There are two ways to approach this problem. One is the way you're thinking of, and the other is using partial matching functions.
For your solutions, the stringi
package lets you perform a series of replacements on each element in a vector.
# Your example data
reported <- c("abdmen pain", "abdomane pain")
corrections <- rbind(
c("abdmen", "abdomen"),
c("abdomane", "abdomen"),
c("abdome", "abdomen"),
c("abdumen", "abdomen"),
c("abodmen", "abdomen"),
c("adnomen", "abdomen"),
c("aabdominal", "abdominal"),
c("abddominal", "abdominal")
)
colnames(corrections) <- c("wrong", "right")
corrections[1:3, ]
# wrong right
# [1,] "abdmen" "abdomen"
# [2,] "abdomane" "abdomen"
# [3,] "abdome" "abdomen"
To avoid replacing the insides of words, we'll use a regular expression to require the "wrong" word be a whole word (bounded on both ends). After that, replacement is straightforward with stringi
.
library(stringi)
corrections[, "wrong"] <- paste0("\\b", corrections[, "wrong"], "\\b")
stri_replace_all_regex(
reported,
corrections[, "wrong"],
corrections[, "right"],
vectorize_all = FALSE
)
# [1] "abdomen pain" "abdomen pain"
When vectorize_all
is FALSE
, the function will apply each pattern/replacement pair to every element of reported
.
The second way to fix misspellings is to use the partial matching function agrepl
from the base
package. Here's an example of this:
typos <- aregexec("abdomen", reported)
regmatches(reported, typos)
# [[1]]
# [1] "abdmen"
#
# [[2]]
# [1] "abdoman"
Notice how the matched part for the second element is missing the "e" at the end. This is because the pattern best matches a substring and doesn't care about words. Trying to force it to respect word boundaries doesn't help much:
typos <- aregexec("\\babdomen\\b", reported)

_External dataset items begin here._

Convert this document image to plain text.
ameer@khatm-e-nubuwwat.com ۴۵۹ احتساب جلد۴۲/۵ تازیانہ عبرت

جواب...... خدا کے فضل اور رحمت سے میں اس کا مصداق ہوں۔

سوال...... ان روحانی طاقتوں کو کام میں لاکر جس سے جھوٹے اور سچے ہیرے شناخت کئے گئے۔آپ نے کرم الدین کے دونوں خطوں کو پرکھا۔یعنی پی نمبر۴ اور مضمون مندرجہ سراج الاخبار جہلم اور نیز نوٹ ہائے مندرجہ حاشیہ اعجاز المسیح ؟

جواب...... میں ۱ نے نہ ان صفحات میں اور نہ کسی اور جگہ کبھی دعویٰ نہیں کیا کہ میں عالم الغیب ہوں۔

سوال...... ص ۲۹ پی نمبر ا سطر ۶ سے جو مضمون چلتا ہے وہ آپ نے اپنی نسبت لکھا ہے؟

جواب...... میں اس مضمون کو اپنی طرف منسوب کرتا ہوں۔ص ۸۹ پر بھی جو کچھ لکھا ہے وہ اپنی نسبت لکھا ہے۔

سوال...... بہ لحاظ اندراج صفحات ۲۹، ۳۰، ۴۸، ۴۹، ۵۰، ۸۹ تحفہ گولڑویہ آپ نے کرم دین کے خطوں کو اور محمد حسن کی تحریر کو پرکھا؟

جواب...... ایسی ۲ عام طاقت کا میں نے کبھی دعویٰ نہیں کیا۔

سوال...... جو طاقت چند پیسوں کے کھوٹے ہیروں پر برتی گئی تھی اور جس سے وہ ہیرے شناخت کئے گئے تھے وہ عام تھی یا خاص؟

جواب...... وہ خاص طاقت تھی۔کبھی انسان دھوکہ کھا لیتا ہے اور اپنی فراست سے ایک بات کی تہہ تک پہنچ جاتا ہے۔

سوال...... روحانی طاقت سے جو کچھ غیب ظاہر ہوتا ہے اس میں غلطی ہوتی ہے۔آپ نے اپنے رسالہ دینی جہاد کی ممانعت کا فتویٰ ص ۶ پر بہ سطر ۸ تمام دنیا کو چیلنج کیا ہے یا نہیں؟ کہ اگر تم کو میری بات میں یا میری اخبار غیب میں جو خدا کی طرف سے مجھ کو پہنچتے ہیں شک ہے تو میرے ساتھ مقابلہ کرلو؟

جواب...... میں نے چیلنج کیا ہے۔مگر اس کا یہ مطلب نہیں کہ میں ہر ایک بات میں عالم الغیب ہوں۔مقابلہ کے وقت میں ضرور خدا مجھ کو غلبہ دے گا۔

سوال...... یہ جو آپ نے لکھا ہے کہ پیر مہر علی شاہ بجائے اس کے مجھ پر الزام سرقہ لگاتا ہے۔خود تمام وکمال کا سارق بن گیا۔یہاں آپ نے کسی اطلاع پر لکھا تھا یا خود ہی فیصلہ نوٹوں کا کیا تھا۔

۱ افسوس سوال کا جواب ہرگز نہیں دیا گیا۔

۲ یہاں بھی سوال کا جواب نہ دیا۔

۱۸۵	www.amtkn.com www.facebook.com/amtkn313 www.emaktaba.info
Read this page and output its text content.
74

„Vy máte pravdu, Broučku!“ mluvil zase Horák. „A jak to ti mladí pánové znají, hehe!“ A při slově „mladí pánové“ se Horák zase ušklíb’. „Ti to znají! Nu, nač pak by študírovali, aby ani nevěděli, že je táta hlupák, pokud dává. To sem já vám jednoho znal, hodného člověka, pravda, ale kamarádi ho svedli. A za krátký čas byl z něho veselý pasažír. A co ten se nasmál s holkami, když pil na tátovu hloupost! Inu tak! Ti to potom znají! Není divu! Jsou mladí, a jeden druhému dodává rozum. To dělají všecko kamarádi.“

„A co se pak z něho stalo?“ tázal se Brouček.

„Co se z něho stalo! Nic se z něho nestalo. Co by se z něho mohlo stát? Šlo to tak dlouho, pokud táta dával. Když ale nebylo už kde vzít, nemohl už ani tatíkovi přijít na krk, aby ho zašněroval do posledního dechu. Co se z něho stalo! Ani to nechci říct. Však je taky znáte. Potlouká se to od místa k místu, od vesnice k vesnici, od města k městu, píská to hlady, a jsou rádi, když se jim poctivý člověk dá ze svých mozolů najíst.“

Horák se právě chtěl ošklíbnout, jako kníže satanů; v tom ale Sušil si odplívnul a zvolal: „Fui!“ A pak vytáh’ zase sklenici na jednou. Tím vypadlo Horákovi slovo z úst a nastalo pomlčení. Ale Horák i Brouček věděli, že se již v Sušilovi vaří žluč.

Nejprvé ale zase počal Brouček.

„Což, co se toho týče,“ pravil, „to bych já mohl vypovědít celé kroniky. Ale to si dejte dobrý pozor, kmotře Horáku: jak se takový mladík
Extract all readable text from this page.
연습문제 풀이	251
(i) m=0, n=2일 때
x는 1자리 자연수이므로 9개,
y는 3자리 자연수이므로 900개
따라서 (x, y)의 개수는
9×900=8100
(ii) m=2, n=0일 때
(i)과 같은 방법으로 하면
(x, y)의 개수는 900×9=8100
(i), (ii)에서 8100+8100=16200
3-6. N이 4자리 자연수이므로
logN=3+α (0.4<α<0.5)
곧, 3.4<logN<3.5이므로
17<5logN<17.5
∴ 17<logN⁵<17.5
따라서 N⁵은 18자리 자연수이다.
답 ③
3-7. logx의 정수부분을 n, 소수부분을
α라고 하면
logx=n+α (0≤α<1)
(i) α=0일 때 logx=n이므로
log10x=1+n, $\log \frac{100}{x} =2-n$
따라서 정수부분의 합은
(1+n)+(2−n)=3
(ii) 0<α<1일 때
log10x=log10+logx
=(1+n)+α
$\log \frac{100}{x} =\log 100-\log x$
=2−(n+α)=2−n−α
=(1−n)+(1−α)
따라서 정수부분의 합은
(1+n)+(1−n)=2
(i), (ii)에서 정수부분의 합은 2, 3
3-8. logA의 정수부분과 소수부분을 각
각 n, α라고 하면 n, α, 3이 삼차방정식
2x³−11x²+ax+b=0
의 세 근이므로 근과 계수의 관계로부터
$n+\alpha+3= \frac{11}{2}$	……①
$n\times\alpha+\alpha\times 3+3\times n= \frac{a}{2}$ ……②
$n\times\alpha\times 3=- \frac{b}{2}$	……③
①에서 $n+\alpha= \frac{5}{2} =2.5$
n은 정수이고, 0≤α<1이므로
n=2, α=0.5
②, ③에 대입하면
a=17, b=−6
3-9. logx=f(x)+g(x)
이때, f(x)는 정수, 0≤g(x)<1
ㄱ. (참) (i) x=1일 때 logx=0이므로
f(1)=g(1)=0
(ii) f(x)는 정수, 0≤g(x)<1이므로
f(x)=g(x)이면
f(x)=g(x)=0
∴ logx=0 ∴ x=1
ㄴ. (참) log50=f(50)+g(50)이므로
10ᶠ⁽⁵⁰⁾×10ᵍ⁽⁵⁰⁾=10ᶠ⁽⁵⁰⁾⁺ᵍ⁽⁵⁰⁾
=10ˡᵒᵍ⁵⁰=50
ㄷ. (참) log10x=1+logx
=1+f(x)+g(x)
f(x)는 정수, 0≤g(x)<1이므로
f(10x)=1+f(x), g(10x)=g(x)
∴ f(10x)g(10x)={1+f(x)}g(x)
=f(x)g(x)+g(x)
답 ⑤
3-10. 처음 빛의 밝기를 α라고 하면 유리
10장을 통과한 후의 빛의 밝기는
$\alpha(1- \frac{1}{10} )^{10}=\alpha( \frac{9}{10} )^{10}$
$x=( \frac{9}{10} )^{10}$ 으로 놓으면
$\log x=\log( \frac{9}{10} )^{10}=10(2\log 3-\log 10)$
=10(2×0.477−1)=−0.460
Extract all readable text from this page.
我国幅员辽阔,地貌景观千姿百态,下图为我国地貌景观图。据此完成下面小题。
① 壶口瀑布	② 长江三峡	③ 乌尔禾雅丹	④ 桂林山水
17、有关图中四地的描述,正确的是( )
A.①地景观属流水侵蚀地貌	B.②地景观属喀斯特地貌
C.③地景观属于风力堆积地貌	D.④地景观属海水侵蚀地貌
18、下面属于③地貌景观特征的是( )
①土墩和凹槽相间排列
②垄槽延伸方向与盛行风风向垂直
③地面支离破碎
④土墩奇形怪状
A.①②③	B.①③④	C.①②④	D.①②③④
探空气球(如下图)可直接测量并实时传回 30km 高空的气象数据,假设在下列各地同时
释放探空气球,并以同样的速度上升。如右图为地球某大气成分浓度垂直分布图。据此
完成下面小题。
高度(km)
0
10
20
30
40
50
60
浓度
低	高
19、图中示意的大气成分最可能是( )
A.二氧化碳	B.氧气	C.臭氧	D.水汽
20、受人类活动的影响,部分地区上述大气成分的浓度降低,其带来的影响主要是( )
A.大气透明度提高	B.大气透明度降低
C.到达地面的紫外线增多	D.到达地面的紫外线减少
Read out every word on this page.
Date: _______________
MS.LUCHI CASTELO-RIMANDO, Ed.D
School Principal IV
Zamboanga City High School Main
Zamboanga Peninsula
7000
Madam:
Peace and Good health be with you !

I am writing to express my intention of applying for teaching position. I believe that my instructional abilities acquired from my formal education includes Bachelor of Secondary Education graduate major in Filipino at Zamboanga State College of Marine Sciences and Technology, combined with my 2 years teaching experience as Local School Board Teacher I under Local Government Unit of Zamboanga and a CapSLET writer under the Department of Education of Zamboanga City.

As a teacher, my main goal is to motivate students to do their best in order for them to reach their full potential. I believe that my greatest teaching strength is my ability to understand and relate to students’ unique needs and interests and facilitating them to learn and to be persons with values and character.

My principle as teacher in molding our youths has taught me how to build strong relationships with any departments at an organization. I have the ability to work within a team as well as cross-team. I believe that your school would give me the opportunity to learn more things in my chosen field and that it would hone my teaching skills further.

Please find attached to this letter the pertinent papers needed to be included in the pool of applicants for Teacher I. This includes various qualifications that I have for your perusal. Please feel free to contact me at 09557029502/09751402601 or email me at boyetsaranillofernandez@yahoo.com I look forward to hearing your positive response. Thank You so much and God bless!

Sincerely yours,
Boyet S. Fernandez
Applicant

regmatches(reported, typos)
# [[1]]
# [1] "abdmen"
#
# [[2]]
# character(0)
A more reliable way is to split sentences into words, find which words have any part with a partial match, replace those, and then recombine the sentences.
library(magrittr)
library(stringi)
reported %>%
stri_split_regex("\\b") %>%
lapply(function(x) {
matches <- agrepl("abdomen", x)
replace(x, matches, "abdomen")
}) %>%
vapply(
FUN = paste0,
FUN.VALUE = character(1),
collapse = ""
)
# [1] "abdomen pain" "abdomen pain"
Remember that using an automated process to edit data as it "should be" is bound to have a few unintended consequences. For example, the chain above will change ""abdominal pain"
to "abdomen pain"
.